February 9, 2006 2:51 PM   Subscribe

I sometimes have networks show up on my iBook's wi-fi indicator, and then I can seemingly 'join' those networks without entering a password. But then I open my browser and it won't call anything up. Are these phantom networks? Or do I need to play around with the settings? Similarly, I get 'computer to computer networks' that show up all the time, and those never enable web surfing. Is there some way to jump on those? What's the use of a network if you can't use it, after all?
posted by jgballard to Computers & Internet (10 answers total)
All you're doing is associating with the Access Point. In order to surf, you'd also need to be given or assign yourself a valid IP address. Beyond that, if there's a hardware address whitelist, you must be on that. Hope that clears things up.
posted by cellphone at 3:00 PM on February 9, 2006

Well, for one, network does not equal internet. So maybe your connecting to a network that's not connect to the internet (which does seem a bit unlikely these days).

Maybe the network isn't set up for DHCP? Or it might need an address for DHCP.
posted by doctor_negative at 3:02 PM on February 9, 2006

Though it's unlikely in a neighborhood setting, you could also be connecting to networks that don't have access to the internet. When you're assigned IP address settings by the network, look at what you get for Default Gateway in the Network Settings. Then try going to http://defaultgateway and see if you get asked for login information from the router.

If you do, you've successfully connected to the network and can communicate with the router. There's no reason the router has to forward your requests to the internet, or even that it's set up to do so, though.
posted by odinsdream at 3:05 PM on February 9, 2006

Does the iBook allow you to distinguish between computer-to-computer (ad hoc) networks and access point networks?
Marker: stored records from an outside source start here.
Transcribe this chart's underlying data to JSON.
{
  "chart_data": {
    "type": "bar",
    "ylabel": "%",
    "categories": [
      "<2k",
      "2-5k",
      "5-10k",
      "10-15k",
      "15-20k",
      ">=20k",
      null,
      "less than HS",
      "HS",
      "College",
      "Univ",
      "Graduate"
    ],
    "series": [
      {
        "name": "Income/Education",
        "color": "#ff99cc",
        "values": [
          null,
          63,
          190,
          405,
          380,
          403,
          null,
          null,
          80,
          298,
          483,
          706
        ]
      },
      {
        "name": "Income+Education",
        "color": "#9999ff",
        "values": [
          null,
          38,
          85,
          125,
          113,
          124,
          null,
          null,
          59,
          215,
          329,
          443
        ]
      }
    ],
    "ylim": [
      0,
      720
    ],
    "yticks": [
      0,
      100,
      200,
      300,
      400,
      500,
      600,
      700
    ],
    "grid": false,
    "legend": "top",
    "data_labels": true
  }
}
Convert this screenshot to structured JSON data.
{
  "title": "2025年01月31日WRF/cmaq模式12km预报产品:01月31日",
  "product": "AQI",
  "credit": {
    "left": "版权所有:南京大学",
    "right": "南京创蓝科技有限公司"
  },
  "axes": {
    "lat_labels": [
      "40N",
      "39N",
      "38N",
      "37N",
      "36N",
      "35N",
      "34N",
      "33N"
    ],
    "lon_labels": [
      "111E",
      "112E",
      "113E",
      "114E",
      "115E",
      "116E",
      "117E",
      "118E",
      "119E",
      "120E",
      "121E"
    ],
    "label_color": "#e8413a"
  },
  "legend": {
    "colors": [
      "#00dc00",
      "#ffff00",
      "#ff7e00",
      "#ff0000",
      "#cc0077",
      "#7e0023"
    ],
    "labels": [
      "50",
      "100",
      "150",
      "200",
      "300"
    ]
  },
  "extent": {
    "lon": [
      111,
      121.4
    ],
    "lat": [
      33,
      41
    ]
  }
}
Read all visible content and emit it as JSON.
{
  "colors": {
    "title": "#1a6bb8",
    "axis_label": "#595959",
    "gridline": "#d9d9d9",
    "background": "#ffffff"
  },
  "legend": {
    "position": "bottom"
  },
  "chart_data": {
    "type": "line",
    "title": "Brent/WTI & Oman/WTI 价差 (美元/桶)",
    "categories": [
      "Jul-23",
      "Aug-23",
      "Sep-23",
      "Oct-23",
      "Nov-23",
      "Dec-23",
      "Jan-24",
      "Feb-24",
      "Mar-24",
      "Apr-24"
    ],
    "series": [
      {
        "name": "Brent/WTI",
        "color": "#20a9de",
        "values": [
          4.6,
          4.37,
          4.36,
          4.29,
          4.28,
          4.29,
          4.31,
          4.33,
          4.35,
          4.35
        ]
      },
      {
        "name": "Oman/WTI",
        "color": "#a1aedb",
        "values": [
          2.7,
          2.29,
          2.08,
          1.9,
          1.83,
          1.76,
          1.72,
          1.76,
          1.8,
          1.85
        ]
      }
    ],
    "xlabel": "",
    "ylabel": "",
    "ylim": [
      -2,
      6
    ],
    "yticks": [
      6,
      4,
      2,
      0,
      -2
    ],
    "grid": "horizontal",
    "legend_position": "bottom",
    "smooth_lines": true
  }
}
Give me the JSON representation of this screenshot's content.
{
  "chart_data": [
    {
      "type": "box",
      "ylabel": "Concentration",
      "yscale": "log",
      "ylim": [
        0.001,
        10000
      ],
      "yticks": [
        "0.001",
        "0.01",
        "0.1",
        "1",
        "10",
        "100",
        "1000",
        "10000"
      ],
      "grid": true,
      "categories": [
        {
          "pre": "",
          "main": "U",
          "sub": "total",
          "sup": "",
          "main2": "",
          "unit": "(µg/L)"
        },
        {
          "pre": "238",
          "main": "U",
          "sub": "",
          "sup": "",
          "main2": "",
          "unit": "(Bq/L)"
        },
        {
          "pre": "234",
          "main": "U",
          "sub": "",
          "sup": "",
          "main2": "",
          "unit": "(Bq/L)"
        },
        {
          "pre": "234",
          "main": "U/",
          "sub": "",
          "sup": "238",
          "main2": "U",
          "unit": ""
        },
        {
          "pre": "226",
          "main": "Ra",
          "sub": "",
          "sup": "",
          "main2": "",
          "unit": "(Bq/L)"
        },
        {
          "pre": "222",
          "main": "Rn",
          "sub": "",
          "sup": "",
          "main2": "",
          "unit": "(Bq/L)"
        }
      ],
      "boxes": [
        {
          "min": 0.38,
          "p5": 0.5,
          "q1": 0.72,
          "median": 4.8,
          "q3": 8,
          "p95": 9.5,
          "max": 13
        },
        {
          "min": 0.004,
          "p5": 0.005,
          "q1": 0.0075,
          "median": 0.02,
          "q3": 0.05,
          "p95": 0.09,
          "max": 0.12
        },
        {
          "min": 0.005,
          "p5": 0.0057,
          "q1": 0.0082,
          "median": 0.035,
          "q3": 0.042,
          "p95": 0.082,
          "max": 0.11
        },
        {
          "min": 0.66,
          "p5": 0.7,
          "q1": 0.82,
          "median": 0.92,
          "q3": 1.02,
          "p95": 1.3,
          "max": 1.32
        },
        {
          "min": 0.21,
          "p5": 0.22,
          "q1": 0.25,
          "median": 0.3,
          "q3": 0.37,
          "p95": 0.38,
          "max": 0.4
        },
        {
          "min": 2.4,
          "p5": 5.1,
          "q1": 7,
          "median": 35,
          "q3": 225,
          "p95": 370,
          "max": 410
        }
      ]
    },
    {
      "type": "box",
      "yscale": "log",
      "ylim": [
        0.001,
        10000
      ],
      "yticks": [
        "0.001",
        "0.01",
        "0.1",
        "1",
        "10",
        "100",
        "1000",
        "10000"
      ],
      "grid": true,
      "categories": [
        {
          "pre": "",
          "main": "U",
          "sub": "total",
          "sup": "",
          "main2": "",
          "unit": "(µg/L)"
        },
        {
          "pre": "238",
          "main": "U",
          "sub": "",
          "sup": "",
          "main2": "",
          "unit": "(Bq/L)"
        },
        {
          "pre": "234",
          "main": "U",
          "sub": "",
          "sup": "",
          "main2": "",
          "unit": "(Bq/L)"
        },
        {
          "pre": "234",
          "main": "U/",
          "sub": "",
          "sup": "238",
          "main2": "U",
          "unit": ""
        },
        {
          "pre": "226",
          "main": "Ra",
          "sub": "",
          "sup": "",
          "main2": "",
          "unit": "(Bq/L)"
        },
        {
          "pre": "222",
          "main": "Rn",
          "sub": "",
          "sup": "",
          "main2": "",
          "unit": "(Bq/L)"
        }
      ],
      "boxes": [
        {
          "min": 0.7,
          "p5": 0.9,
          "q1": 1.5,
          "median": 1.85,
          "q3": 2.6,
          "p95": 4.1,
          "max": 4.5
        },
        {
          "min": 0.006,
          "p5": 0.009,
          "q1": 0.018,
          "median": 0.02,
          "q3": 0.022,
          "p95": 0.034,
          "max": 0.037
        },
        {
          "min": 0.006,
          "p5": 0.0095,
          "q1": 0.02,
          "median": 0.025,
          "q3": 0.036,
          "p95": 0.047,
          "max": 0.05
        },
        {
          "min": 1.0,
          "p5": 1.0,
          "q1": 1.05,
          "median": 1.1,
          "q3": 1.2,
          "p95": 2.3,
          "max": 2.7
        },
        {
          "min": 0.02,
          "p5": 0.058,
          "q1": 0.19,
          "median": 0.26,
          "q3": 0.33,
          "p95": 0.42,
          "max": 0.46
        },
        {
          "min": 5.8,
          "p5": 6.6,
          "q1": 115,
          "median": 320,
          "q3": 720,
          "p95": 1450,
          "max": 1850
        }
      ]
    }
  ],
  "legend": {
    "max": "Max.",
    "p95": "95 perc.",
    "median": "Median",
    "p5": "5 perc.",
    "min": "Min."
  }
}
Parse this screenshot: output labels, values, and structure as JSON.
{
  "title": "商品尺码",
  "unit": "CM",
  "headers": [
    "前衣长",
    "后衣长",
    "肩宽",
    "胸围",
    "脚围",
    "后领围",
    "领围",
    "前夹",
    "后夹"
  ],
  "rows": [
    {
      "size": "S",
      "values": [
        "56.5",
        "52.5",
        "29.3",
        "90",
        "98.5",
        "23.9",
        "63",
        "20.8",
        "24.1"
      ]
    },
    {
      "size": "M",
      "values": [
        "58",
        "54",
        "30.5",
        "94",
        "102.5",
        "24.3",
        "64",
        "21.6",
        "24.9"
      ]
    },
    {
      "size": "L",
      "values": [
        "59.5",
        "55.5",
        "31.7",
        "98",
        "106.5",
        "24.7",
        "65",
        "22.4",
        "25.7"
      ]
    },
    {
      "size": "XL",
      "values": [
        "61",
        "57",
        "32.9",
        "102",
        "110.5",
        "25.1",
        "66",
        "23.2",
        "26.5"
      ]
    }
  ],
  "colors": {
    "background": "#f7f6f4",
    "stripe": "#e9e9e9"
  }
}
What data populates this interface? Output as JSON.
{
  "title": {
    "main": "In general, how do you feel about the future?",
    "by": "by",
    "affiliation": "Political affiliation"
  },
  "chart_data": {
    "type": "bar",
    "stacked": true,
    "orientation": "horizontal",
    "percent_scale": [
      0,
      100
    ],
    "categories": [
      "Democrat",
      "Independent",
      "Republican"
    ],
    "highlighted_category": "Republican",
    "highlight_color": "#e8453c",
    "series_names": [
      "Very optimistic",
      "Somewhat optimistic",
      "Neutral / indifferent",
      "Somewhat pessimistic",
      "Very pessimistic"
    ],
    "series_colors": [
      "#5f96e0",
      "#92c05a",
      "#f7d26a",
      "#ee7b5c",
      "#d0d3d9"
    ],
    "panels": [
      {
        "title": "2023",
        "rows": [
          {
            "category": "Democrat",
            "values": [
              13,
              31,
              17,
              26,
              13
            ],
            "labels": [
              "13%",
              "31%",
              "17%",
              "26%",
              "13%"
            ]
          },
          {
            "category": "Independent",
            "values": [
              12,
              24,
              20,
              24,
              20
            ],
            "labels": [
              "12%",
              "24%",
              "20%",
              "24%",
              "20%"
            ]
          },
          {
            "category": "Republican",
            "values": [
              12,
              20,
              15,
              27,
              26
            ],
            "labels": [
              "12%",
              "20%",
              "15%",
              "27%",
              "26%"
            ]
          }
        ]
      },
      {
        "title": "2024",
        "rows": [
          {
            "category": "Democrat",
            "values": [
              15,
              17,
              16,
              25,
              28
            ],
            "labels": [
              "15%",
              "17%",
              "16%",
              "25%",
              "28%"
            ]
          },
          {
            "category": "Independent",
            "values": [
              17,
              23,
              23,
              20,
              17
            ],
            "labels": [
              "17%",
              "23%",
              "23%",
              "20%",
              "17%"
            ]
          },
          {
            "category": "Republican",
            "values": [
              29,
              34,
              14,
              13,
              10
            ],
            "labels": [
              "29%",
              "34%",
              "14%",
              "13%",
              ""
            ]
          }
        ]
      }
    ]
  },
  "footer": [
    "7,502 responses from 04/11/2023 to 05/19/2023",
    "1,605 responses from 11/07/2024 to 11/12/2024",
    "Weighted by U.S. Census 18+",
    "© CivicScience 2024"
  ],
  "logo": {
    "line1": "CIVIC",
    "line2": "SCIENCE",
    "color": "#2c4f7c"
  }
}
I know if I'm in a classroom full of laptops, I can see several ad-hoc networks, but none of them would be able to give me an internet connection.
posted by stopgap at 3:11 PM on February 9, 2006

As an example...

At home I have my wireless network completely open, the server gives out IP addresses and the DNS server will resolve your requests. But that's as far as you get, my firewall won't forward your packets out to the internet. In order to actually do anything, you have to connect via VPN and login (I use Microsoft's PPTP/MPPE).

Complicated for a home network, I know, but this is also a pretty common setup at the university I work for (UIUC). I can think of three different wireless network systems on campus that work this way, but with different VPN solutions (Cisco, PPTP, and Enterprise WPA).
posted by sbutler at 3:23 PM on February 9, 2006

a network that's not connect to the internet (which does seem a bit unlikely these days).

Seems very likely to me. Perhaps someone has left the wireless router switched on, but shut off their computer, or disconnected it from the internet. Perhaps even they use a dial-up connection (horror!) in which case it's almost certain to be disconnected most of the time.
posted by sfenders at 4:28 PM on February 9, 2006

most ad-hoc networks I see are offline, because they're the bottom priority default of some off the shelf laptop wireless setting that the user has never used/changed/touched. So yeah, you could probably enable filesharing or look around the hard way but odds are you're not going to get anywhere.
posted by tiamat at 4:52 PM on February 9, 2006

Does the iBook allow you to distinguish between computer-to-computer (ad hoc) networks and access point networks?

Yes, OS X allows you to see if it is an ad hoc network by the change in icon on the menu bar (if enabled).
posted by qwip at 5:06 PM on February 9, 2006

From my experience in the past (note: this is PC related experience), if a wireless router is set up to do MAC address filtering (ie only certain MAC addresses can use the router) and no other security (WEP, etc), then even if you aren't in the MAC address whitelist, you can still connect to the router. However, it won't grant you an IP address, and I'm pretty sure even if you hardcode an IP address it still won't accept your packets.
posted by antifuse at 2:47 AM on February 10, 2006

Manually assign yourself an IP address and see how that goes. If you are savvy enough, you can run a packet sniffer to see what kind of traffic goes on there. Also, I've had at least one experience where a client was wirelessly connecting to his router with the wrong WEP password. He would connect, but without DHCP or any communication.

Also ad-hoc networks shouldn't have internet access anyway; they are direct connections among computers, with no gateway/router. If one peer had two NICs, it could function as a gateway... but that is far beyond the scope of an average user.